For information on integration with Tableau, please see the README file.

The current focus of this project is simplifying the usage of a QueryBatcher via a class that implements the QueryBatcherJob interface:

QueryBatcherJobTicket run(DatabaseClient client);

Job usage should generally look like this:

DatabaseClient client = ... // create this any way you'd like
new AddCollectionsJob("blue", "green")
  .setWhereCollections("red")
  .run(client);

The intent is that an implementation of QueryBatcherJob can be instantiated with its required arguments, and then (if needed) a "setWhere*" method can be used to specify the URIs to select. Then, call "run(client)" to run the job. The Job classes will typically reuse the Listener implementations that were originally added in version 3.0.0, with new ones being added in subsequent releases.

Each QueryBatcherJob implementation is likely to extend AbstractQueryBatcherJob, which provides access to a number of methods for configuring the job:

new AddCollectionsJob("blue", "green")
  .setAwaitCompletion(true)
  .setConsistentSnapshot(false)
  .setStopJobAfterCompletion(true)
  .setJobName("my-job")
  .setBatchSize(500) // defaults to 100
  .setThreadCount(32) // defaults to 8
  .setForestConfig(new ForestConfiguration(...))
  .run(client);

Several "setWhere*" methods are available as well to select URIs, though only one should be used at a time:

new AddCollectionsJob("blue", "green")
  .setWhereUris("doc1", "doc2")
  .setWhereCollections("coll1", "coll2")
  .setWhereUriPattern("/test/*.xml")
  .setWhereUrisQuery("cts:element-value-query(xs:QName('hello'), 'world')");

The following jobs exist:

  1. AddCollectionsJob
  2. AddPermissionsJob
  3. DeleteCollectionsJob
  4. DeleteJob - added in 1.1
  5. ExportBatchesToDirectoryJob
  6. ExportBatchesToZipsJob
  7. ExportToFileJob
  8. ExportToZipJob
  9. RemoveCollectionsJob
  10. RemovePermissionsJob
  11. SetCollectionsJob
  12. SetPermissionsJob
  13. SimpleExportJob (allows for using any Consumer with DMSDK's ExportListener)
  14. SimpleQueryBatcherJob (allows for using any QueryBatchListener)

And of course you can create your own class, which is likely to extend AbstractQueryBatcherJob.

Configuring a job via Properties

To simplify using a job in a context like Gradle, a job can implement the ConfigurableJob interface, which means the job can be configured via a Properties object.
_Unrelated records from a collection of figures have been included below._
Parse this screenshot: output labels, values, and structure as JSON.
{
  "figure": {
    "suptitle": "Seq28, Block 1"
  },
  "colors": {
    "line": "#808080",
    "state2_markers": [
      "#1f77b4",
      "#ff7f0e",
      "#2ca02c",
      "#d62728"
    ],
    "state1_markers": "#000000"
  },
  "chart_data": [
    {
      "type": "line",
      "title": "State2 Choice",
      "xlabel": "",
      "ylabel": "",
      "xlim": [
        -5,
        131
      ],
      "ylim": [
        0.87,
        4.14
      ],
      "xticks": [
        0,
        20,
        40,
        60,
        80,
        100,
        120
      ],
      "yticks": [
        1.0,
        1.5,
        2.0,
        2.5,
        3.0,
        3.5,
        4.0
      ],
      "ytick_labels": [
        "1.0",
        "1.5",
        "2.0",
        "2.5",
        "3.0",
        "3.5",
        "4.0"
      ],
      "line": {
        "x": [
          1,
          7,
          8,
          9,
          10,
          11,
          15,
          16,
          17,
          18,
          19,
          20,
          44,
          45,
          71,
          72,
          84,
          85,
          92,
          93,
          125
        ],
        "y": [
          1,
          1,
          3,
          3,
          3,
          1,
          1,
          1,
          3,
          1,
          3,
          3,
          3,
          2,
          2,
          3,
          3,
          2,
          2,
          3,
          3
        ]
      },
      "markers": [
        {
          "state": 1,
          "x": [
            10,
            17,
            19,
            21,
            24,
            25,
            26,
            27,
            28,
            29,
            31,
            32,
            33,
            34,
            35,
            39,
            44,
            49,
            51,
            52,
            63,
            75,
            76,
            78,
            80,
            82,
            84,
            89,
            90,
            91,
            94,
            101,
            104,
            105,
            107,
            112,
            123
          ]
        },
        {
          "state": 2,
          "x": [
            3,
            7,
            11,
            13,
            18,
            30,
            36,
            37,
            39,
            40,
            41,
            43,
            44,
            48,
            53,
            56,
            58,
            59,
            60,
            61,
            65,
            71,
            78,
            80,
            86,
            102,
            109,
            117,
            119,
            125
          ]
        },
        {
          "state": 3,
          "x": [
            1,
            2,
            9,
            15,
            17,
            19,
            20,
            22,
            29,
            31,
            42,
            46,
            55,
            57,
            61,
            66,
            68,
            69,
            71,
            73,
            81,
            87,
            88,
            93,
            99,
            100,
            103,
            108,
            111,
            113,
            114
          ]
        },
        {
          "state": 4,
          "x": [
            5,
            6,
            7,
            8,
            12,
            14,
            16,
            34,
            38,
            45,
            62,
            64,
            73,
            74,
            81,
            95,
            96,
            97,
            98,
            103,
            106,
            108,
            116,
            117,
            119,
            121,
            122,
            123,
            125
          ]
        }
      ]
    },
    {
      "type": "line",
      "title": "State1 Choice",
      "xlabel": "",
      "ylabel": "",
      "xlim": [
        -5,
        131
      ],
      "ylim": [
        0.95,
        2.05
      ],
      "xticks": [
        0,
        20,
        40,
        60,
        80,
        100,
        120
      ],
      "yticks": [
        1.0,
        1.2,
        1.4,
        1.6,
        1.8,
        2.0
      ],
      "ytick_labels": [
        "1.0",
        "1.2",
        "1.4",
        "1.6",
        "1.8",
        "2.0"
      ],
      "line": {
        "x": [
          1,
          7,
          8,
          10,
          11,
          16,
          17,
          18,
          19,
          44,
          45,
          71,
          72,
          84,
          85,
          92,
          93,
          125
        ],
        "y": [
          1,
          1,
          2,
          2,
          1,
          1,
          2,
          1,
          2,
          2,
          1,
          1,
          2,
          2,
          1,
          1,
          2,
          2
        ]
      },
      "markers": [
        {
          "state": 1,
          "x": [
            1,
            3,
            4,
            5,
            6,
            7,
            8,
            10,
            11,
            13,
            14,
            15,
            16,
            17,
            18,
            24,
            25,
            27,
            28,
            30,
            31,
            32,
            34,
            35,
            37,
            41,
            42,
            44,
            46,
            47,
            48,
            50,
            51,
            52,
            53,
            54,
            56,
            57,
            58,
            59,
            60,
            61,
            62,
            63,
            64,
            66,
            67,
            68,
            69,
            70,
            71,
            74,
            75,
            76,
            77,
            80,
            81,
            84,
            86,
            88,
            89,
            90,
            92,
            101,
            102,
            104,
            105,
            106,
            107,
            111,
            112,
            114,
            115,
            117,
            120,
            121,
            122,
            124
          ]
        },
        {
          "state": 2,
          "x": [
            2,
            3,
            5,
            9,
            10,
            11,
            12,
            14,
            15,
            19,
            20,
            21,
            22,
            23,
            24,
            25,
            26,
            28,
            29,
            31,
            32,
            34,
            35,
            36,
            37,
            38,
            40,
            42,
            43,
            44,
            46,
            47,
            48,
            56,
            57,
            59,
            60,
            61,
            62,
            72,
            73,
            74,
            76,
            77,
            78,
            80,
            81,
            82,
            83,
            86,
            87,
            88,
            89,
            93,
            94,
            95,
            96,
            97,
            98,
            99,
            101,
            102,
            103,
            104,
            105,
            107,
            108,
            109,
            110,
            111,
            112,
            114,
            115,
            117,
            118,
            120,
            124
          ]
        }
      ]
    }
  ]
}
More importantly, a job can also describe the properties that it supports. The ConfigurableJob interface has the following methods:

List<String> configureJob(Properties props);
List<JobProperty> getJobProperties();

Given a Properties instance, a job can be configured via "configureJob", which returns a list of validation error messages - e.g. for missing properties. A tool like ml-gradle can then call "getJobProperties" and print out this list so that a Gradle user knows what properties are available for each job.

Here's an example of adding collections and configuring the job via a Properties object:

Properties props = new Properties();
props.setProperty("collections", "red,green");
props.setProperty("whereCollections", "test");
props.setProperty("batchSize", "50");
AddCollectionsJob job = new AddCollectionsJob();
job.configureJob(props);
job.run(databaseClient);

Of course, this is more verbose than simply calling methods directly on the job as shown in the examples at the top of this page. But this allows for a tool like ml-gradle to simply pass all the properties it has to the "configureJob" method and remain unaware of each job's configuration details.